We admit it! We do love veggies... but we have been cooking a LOT of meat and seafood these days. It's about time we made a veggie burger, and this one is awesome. Our BBQ gives the patty great flavor, plus, it's gluten free!
What you need
1 can pinto beans, drained and rinsed
2 scallions, thinly sliced
¼ cup diced roasted beets (*See Tip)
¼ cup prunes, chopped
2 tablespoons almond meal
2 tablespoons Tessemae’s Matty’s BBQ Sauce
1 teaspoon coarse salt
1 cup cooked brown rice
What to do
In a food processor, combine, half of the beans, the scallions, beets, almond meal, prunes, Matty’s BBQ and salt. Puree until a chunky paste forms. Add the rest of the beans and half of the rice. Pulse until combined. Transfer the mixture to a bowl, and stir in the remaining rice.
Divide the mixture into quarters and shape into 4 patties. Refrigerate until firm, at least 1 hour and up to 1 day.

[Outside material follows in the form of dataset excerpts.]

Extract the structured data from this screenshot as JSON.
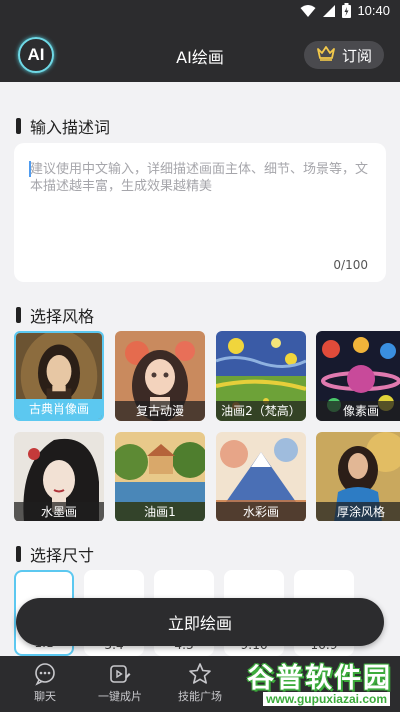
{
  "status_bar": {
    "time": "10:40"
  },
  "header": {
    "logo_text": "AI",
    "title": "AI绘画",
    "subscribe_label": "订阅"
  },
  "description": {
    "section_title": "输入描述词",
    "placeholder": "建议使用中文输入，详细描述画面主体、细节、场景等，文本描述越丰富，生成效果越精美",
    "counter": "0/100"
  },
  "styles": {
    "section_title": "选择风格",
    "selected_index": 0,
    "items": [
      {
        "label": "古典肖像画",
        "thumb": "classic-portrait"
      },
      {
        "label": "复古动漫",
        "thumb": "retro-anime"
      },
      {
        "label": "油画2（梵高）",
        "thumb": "van-gogh"
      },
      {
        "label": "像素画",
        "thumb": "pixel-art"
      },
      {
        "label": "水墨画",
        "thumb": "ink-painting"
      },
      {
        "label": "油画1",
        "thumb": "oil-painting"
      },
      {
        "label": "水彩画",
        "thumb": "watercolor"
      },
      {
        "label": "厚涂风格",
        "thumb": "impasto"
      }
    ]
  },
  "sizes": {
    "section_title": "选择尺寸",
    "items": [
      {
        "label": "1:1"
      },
      {
        "label": "3:4"
      },
      {
        "label": "4:3"
      },
      {
        "label": "9:16"
      },
      {
        "label": "16:9"
      }
    ]
  },
  "draw_button": "立即绘画",
  "tabs": [
    {
      "label": "聊天",
      "icon": "chat-icon"
    },
    {
      "label": "一键成片",
      "icon": "video-edit-icon"
    },
    {
      "label": "技能广场",
      "icon": "star-icon"
    }
  ],
  "watermark": {
    "text": "谷普软件园",
    "url": "www.gupuxiazai.com"
  },
  "colors": {
    "dark": "#2c2c2e",
    "accent": "#5cc8f0",
    "background": "#f2f2f4"
  }
}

Heat a grill pan or over medium high. Cook the burgers until heated through, about 2 minutes per side. (Alternatively, sauté the burgers in oil in a large skillet.) Serve with your favorite Tessemae’s sauce, veggies, and with or without a bun!
Tip: You can roast your own beets, but as a timesaver, look in the pre cut veggie section at your grocery store. There are some great brands of pre-roasted beets with no additives. We love Love Beets.